Publisher's Synopsis
Few people took notice in 2008 when a pseudonymous programmer announced: "a new electronic cash system that's peer-to-peer, with no trusted third party" to a small internet mailing list. Ten years later, and despite all odds, this fledgling autonomous decentralized software provides a hard money alternative to contemporary central banks that is unstoppable and accessible on a worldwide scale. The Bitcoin Standard examines the historical background of Bitcoin's rise, the economic characteristics that have fueled its rapid expansion, and the potential economic, political, and social ramifications.
Transferring wealth over time and place is an issue that has existed since the beginning of human society, even if Bitcoin is a relative innovation of the digital age.

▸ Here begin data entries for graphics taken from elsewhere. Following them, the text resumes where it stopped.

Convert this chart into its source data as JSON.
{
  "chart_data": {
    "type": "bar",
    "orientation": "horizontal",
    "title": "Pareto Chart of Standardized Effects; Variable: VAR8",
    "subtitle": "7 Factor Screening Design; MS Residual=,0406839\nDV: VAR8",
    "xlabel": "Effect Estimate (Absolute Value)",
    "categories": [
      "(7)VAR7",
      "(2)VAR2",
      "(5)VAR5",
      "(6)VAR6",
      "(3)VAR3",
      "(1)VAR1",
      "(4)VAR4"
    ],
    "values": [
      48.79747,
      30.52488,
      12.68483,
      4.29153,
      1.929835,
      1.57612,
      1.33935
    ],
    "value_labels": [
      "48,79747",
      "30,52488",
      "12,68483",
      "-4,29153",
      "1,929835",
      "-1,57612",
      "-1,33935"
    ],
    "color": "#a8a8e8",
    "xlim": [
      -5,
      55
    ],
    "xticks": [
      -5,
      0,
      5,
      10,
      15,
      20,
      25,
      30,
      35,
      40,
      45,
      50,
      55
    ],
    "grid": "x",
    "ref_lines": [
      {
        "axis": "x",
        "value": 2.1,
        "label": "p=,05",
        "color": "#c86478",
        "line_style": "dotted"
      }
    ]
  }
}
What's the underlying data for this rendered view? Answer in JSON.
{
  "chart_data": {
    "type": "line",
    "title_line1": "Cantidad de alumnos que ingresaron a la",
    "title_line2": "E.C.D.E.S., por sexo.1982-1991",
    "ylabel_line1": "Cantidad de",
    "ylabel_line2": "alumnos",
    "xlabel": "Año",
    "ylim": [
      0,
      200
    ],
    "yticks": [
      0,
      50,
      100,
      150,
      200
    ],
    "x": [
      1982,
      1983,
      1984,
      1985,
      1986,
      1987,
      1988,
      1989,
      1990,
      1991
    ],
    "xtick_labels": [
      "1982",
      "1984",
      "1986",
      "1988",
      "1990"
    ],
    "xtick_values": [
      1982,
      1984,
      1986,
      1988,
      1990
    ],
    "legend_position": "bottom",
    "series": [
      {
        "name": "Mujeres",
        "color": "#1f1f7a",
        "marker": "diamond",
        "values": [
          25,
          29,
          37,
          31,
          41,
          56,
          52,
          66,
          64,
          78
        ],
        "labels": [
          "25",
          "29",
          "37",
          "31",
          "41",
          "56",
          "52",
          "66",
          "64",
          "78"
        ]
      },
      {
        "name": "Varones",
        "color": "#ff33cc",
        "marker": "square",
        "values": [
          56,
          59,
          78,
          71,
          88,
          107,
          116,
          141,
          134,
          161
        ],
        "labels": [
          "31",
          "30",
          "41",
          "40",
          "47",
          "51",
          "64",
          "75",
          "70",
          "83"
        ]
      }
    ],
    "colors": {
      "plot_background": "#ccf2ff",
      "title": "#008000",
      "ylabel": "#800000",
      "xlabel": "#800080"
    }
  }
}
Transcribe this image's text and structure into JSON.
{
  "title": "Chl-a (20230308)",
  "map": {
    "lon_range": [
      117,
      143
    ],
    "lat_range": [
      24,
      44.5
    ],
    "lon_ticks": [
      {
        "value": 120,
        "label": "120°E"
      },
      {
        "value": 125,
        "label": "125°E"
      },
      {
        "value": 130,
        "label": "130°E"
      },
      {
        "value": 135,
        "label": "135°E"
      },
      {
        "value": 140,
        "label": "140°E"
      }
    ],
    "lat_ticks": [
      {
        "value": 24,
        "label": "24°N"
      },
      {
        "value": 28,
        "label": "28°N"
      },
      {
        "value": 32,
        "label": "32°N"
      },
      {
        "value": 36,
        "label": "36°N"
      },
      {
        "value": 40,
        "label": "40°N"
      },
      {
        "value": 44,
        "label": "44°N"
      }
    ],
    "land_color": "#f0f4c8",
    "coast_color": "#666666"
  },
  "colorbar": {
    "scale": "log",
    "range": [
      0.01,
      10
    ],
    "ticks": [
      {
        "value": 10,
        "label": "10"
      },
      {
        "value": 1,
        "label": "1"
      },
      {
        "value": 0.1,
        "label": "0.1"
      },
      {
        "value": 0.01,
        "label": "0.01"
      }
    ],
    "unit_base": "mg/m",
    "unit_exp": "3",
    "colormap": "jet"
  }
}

Ammous takes the reader on a fascinating tour through the development of money-related technologies, starting with the earliest systems of exchanging seashells and limestones and progressing through metals, coins, the gold standard, and contemporary government debt. By examining what gave these technologies their monetary function and how most of them lost it, we can give readers a clear understanding of what constitutes sound money and lay the groundwork for a discussion of how this has an impact on people's attitudes toward the future, capital accumulation, trade, peace, culture, and the arts. Ammous convincingly demonstrates that neither the fact that the greatest human accomplishments have occurred in societies that have benefited from stable monetary regimes nor the fact that monetary collapse has typically been accompanied by the civilizational collapse are coincidences.